I too took a loss this past week on some short CL puts but the loss was somewhat cushioned from the short CL calls that I had on.
As for spj77, the only comment or question from me is don't you have some sort of pda device so you can quickly check what the markets are doing at all times? I have OX and IB apps on my iPad and cell phone so I can always quickly check how the markets are doing 24/7
I had looked at that, too. I got scared off by 2 things:
1. Long term trend is down, since mid 2011. I personally hate selling against the lt trend.
2. The seasonal chart shows mid April to mid June as flat for last 5 years, and down for 15 and 30 years. But the drop in June for 15 and 30 years scares me (although I know your options would expire mid month).
I don;t want to talk you out of it, but I just want to throw another opinion out there.
I'll add that while the delta is low the distance between 112.50 and current futures is only 24.35. That isn't much for 56 days.
Last year KCn2 dropped 30 from mid May to mid Jun, in 30 days. But that was from 180 to 150. A higher price and part of a longer down trend.

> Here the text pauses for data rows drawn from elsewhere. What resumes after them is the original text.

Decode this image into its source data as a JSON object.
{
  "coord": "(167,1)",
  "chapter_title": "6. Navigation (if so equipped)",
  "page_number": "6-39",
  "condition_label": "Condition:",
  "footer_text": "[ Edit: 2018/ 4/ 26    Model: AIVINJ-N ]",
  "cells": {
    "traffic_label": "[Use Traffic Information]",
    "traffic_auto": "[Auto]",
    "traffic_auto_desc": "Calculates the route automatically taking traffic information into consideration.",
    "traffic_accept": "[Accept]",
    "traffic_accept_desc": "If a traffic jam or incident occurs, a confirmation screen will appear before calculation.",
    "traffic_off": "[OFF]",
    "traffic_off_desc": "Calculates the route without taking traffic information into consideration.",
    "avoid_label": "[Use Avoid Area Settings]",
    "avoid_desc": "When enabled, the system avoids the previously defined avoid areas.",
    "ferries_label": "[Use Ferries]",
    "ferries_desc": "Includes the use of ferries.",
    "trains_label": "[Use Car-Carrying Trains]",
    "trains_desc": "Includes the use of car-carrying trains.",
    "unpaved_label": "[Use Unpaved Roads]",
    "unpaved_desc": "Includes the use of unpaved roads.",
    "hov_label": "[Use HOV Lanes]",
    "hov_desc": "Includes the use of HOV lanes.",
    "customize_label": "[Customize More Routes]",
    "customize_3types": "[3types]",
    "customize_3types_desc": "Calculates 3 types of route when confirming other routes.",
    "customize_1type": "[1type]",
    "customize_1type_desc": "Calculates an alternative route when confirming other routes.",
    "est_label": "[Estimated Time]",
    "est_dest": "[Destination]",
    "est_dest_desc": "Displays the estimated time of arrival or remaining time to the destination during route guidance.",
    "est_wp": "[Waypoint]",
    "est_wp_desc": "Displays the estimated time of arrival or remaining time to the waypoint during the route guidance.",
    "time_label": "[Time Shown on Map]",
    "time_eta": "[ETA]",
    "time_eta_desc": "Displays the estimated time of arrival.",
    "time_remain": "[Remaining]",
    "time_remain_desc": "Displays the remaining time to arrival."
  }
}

Now I kinda agree that I doubt KC gets below 125. In May people are worried about a frost in Brazil before the beans are harvested even though most coffee groves have been moved further away from frost prone areas. But when we get past that early May worry about frost the prices come off. And with only a 24 cushion it wouldn't take much of a futures drop to force you out.
So this has been a long way to state that you can't always use low deltas to say you are safe in an option.
I would be careful about looking at 5 year averages now. For most commodities they include the abnormal movements of 2008. KC includes 2011 when prices hit 300.
That's why I use my own seasonal charts that show each year. You can then see if a trend happens every year or if the 5 year average is being influenced by one abnormal year. Or if there is no consensus.